The Council of Canadians (the Council), the Canadian Union of Postal Workers (CUPW), and the Charter Committee on Poverty Issues (CCPI) have joined forces to challenge the constitutional validity of NAFTA investment rules. The case is the first to question the lawfulness of NAFTA and takes aim at the trade deal’s investment rules that empower foreign corporations to sue governments for taking actions which interfere with the profitability of their investments, even where such government measures are non-discriminatory and taken entirely in the public interest. These extraordinary investor rights have now been invoked by foreign investors and corporations to challenge environmental laws, municipal land-use controls, water protection measures, the activities of Canada Post, and even the decisions of juries and appellate courts. Once initiated, NAFTA investor-State claims are decided by private international tribunals which operate entirely outside the framework of Canadian law and constitutional safeguards, including those of the Charter of Rights and Freedoms. Yet the multi-million damage awards against governments made by such tribunals are binding and may be enforced as judgments of domestic Courts. The groups are seeking declarations by the Ontario Superior Court of Justice that NAFTA investor-State procedures, and the Canadian laws that implement them, are void and of no force and effect. They will argue that the federal government acted beyond its lawful authority by establishing NAFTA investor-State procedures which:
- deprive Canadian courts of the authority to adjudicate matters reserved to them by the Constitution, including claims against the State by private and corporate entities arising from alleged government wrongdoing;
- infringe and deny the rights and freedoms guaranteed by the Charter of Rights and Freedoms and the Canadian Bill of Rights, including those concerning fundamental justice, fairness and equality;
- exceed the treaty making powers of government by negotiating a treaty that is incompatible with Canada’s most basic norms and values, including those of democracy, constitutionalism and the rule of law.

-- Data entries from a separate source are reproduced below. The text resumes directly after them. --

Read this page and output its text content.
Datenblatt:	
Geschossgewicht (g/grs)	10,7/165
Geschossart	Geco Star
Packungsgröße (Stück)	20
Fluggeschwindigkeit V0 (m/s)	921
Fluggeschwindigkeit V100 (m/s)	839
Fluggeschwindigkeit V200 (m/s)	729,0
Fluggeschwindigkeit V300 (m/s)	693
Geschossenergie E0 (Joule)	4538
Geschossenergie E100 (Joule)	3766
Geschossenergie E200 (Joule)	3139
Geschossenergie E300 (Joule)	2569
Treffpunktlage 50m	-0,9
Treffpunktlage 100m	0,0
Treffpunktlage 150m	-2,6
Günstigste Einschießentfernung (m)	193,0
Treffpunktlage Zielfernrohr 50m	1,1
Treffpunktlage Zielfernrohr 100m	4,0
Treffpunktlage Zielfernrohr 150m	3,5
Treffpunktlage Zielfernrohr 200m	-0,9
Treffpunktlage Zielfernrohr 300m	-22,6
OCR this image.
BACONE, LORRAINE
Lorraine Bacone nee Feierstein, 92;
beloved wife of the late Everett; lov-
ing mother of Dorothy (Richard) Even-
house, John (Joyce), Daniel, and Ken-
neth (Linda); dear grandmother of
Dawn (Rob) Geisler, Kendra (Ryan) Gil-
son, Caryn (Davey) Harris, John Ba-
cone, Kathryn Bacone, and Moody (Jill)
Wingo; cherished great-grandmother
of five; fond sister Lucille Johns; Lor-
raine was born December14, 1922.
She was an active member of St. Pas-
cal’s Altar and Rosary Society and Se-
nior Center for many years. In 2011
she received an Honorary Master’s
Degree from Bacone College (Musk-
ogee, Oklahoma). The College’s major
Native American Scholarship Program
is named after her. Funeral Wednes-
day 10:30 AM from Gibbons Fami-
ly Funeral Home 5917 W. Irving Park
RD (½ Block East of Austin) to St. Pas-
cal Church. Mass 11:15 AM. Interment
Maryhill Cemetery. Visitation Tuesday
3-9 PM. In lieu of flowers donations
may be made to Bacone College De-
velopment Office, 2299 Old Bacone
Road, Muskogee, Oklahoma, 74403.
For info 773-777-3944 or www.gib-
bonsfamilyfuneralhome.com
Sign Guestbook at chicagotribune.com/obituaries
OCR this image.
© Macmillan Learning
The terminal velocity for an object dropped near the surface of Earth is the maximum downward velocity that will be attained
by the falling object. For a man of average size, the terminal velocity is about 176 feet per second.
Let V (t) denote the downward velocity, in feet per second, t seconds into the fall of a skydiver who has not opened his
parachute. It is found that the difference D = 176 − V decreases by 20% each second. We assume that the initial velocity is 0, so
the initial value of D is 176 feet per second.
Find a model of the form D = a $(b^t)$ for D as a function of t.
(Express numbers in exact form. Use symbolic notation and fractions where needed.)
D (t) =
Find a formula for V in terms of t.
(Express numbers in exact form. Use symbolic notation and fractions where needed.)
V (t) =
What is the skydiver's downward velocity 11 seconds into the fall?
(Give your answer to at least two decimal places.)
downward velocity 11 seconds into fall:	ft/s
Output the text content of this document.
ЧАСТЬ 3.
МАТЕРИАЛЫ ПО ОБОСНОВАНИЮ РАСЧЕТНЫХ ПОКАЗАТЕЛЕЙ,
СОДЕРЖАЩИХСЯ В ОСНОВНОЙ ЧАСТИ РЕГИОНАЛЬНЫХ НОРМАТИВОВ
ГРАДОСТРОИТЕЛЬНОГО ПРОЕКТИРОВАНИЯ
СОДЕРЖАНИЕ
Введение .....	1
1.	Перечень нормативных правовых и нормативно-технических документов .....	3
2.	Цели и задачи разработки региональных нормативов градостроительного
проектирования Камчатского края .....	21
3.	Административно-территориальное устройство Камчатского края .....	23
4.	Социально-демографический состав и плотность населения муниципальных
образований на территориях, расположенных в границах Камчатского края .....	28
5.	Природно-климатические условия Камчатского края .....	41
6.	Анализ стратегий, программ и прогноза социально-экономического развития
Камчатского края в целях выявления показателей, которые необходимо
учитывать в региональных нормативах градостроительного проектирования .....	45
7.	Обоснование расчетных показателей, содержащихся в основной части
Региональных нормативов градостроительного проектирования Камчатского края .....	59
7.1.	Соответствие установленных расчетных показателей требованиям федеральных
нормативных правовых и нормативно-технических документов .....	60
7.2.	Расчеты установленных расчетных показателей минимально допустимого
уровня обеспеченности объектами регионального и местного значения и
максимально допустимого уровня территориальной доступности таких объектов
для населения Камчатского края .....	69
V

Among the key points it makes are the following.
A Radical Expansion of Investor Rights
By allowing countless foreign investors to invoke international binding arbitration to enforce expansive investment rights, NAFTA and other investment treaties represent a dramatic departure from the norms of international law in two important ways. First, corporations are given the right to directly enforce an international treaty to which they are neither party nor under which they have any obligations. Previously, the powerful enforcement machinery of international trade agreements was only available to the nations that were parties to such treaties. Second, foreign investors may invoke international commercial arbitration processes to determine claims that involve important issues of public policy and law - ie. to use private procedures to resolve public disputes.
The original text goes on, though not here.